One of the biggest rookie mistakes I made early on in my association career was the wild misinterpretation of events. I romanticized the travel, oversimplified the logistics, failed to realize the details, and imagined “quality member experience” as mostly pertaining to whether there was a vegetarian option on the menu. Slightly more seasoned and with some experience to call upon, I now understand that much of an association’s wellbeing – including critical revenue and educational opportunities – relies on the success of its event[s]. And while there are components of creativity and fun – event execution is not for the faint of heart.
I remember saying once to a room of my superiors that I wanted to work on the “events” side of things because of the “opportunity to travel” and practically being laughed out of the room. Not in a malicious way, just because “if you know you know” and they couldn’t help it. Reiterating that story now usually just incites a doubling down; “you won’t see the light of day.” Taken out of context, this sounds like an ominous foreshadowing but in the realm of event management, it is a basic truth. This is not to say that the experience is a foreboding one, only that it is much different (and significantly more complex) than a regular day’s work (or ten).
Now that I am past the allurement, I am free to focus on the actual purpose of events – which stands to drive just as much meaning as jet-setting. Traveling for events may not mean logging off at 5 o’clock to explore a new city, or scouring Yelp reviews for the best brunch spot, but it is not lacking in fun nor learning opportunities, and unique experiences. Managing events sometimes means bearing witness to obscure rituals, ensuring the seamless execution of decades-old ceremonies, and/or ensuring the air conditioning doesn’t malfunction again lest the cats become too lethargic to perform…
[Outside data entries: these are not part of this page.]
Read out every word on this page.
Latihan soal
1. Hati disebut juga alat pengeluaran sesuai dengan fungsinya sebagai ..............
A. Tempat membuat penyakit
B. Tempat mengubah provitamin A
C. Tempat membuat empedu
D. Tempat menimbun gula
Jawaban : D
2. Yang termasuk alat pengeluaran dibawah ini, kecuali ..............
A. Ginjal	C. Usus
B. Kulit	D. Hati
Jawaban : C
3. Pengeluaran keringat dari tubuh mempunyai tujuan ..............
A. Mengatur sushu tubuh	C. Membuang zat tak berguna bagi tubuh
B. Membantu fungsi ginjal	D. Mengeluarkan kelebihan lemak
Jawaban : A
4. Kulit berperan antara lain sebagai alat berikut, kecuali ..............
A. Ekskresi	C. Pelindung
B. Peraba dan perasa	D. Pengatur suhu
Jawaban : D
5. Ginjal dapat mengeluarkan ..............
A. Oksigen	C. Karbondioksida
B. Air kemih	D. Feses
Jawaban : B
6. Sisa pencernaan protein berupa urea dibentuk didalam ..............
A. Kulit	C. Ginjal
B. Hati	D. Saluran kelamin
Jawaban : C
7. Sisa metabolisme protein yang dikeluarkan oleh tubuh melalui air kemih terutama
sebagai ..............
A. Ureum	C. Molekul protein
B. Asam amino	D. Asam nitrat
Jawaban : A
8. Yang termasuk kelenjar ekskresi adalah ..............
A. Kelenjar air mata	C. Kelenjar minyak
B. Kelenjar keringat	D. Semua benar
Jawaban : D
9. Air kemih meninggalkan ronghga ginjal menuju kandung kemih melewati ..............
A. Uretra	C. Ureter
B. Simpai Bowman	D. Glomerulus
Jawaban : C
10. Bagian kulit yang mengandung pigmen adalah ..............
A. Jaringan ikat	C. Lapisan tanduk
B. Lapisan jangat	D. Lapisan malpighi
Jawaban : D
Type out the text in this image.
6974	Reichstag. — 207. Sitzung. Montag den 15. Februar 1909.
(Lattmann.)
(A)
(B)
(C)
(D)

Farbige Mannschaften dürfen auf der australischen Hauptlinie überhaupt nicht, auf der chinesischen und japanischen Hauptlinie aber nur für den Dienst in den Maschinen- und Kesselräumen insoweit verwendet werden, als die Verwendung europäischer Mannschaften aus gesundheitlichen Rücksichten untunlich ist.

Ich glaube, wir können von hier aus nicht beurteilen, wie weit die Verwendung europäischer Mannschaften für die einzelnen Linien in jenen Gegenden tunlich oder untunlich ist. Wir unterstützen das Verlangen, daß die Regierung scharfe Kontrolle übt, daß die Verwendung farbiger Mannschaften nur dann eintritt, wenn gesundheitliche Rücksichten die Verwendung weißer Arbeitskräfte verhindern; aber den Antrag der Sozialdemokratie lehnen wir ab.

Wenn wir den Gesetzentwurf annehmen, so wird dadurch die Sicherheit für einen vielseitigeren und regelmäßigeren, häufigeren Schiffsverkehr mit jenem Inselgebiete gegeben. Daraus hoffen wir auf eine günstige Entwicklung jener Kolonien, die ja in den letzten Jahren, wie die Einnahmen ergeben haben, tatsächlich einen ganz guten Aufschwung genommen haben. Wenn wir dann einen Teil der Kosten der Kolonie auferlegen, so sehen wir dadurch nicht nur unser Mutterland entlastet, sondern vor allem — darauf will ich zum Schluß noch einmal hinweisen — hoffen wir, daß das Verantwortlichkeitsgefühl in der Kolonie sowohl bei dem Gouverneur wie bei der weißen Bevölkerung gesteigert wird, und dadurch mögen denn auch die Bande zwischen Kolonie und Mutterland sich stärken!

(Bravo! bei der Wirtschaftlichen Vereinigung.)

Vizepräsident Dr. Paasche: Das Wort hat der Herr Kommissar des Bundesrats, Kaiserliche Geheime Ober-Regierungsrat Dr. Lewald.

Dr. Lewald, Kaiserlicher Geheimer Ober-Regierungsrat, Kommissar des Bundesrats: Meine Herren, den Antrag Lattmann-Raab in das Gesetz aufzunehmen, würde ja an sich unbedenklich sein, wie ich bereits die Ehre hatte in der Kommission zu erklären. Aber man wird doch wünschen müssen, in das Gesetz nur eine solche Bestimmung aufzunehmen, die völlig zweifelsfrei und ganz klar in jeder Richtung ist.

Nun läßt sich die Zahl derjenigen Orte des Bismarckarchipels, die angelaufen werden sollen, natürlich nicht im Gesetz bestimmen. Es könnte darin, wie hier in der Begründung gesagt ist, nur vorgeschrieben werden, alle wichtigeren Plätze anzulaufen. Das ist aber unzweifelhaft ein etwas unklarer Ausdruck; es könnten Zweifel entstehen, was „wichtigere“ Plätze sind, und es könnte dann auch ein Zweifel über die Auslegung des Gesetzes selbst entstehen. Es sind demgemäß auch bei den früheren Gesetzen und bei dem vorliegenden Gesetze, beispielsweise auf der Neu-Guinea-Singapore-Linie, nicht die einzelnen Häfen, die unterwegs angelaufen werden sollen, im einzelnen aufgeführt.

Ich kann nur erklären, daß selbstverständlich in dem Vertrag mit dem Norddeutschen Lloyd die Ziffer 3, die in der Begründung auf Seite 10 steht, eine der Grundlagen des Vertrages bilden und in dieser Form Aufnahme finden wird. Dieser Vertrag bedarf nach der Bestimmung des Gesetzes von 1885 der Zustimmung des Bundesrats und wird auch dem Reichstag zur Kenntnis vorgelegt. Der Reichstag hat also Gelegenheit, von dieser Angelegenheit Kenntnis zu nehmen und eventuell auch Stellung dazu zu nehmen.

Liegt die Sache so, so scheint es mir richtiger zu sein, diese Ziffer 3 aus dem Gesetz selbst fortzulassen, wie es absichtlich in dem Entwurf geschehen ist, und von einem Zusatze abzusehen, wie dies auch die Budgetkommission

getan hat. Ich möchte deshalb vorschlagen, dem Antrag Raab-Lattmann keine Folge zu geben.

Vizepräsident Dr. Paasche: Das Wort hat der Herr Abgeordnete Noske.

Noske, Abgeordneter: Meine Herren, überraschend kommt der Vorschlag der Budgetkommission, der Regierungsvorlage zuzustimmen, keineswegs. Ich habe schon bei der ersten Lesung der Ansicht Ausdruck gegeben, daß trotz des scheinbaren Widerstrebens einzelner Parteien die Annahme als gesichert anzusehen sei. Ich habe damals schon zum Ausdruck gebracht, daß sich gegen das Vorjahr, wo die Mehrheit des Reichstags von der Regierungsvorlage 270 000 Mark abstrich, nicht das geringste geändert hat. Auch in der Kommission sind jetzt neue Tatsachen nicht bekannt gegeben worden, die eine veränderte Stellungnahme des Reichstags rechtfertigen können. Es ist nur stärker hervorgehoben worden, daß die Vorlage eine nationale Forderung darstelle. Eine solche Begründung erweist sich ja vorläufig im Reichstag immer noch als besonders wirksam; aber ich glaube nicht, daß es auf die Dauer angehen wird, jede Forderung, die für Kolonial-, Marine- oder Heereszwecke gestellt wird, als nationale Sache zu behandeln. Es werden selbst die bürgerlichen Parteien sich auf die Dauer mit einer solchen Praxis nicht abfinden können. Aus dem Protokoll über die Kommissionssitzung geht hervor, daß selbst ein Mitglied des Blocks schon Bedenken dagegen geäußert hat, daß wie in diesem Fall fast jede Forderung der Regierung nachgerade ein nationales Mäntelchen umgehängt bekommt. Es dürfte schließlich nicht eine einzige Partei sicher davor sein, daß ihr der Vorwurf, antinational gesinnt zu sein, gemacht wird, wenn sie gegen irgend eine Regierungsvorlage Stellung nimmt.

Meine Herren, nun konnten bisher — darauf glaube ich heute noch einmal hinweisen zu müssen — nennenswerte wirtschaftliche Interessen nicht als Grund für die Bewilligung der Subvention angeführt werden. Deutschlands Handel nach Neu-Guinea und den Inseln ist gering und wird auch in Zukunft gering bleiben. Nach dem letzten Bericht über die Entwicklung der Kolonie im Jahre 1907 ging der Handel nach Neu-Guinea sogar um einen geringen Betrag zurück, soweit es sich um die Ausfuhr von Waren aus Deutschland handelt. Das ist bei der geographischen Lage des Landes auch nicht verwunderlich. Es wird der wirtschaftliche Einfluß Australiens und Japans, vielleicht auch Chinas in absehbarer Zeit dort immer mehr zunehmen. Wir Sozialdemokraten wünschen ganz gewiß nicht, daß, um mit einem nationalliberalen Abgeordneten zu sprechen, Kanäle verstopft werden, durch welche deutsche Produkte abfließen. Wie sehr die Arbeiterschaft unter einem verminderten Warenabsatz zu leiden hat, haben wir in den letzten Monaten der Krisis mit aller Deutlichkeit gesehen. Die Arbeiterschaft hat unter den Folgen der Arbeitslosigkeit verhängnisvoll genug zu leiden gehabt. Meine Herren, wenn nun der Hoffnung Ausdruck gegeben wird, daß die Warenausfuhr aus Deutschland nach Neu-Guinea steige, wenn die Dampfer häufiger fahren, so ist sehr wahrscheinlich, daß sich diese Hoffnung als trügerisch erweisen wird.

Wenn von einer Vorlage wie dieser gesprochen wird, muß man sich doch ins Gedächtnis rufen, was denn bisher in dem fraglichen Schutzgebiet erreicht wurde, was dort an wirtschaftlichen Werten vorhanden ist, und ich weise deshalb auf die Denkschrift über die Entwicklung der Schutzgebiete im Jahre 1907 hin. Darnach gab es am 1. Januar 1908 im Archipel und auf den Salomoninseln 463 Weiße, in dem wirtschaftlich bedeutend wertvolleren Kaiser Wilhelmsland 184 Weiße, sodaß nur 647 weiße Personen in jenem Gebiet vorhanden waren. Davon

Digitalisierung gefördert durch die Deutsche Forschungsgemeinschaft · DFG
As I emerge further into my career, the illusions of association events fall away but a verity prevails: Just as travel can enhance the human experience, events are intended to enhance member experience. So, it turns out I might be able to have my cake and eat it too. The goal of any event should be to gather people for the purpose of advancing an industry, idea, and/or initiative through community and networking. People get to be together. They get to experience something – and so do I. That experience for me may not be particularly glamorous in practice but is extremely rewarding. It has been an epiphany that though it is not what I originally idealized, creating an event experience is exemplary of what it means to associate.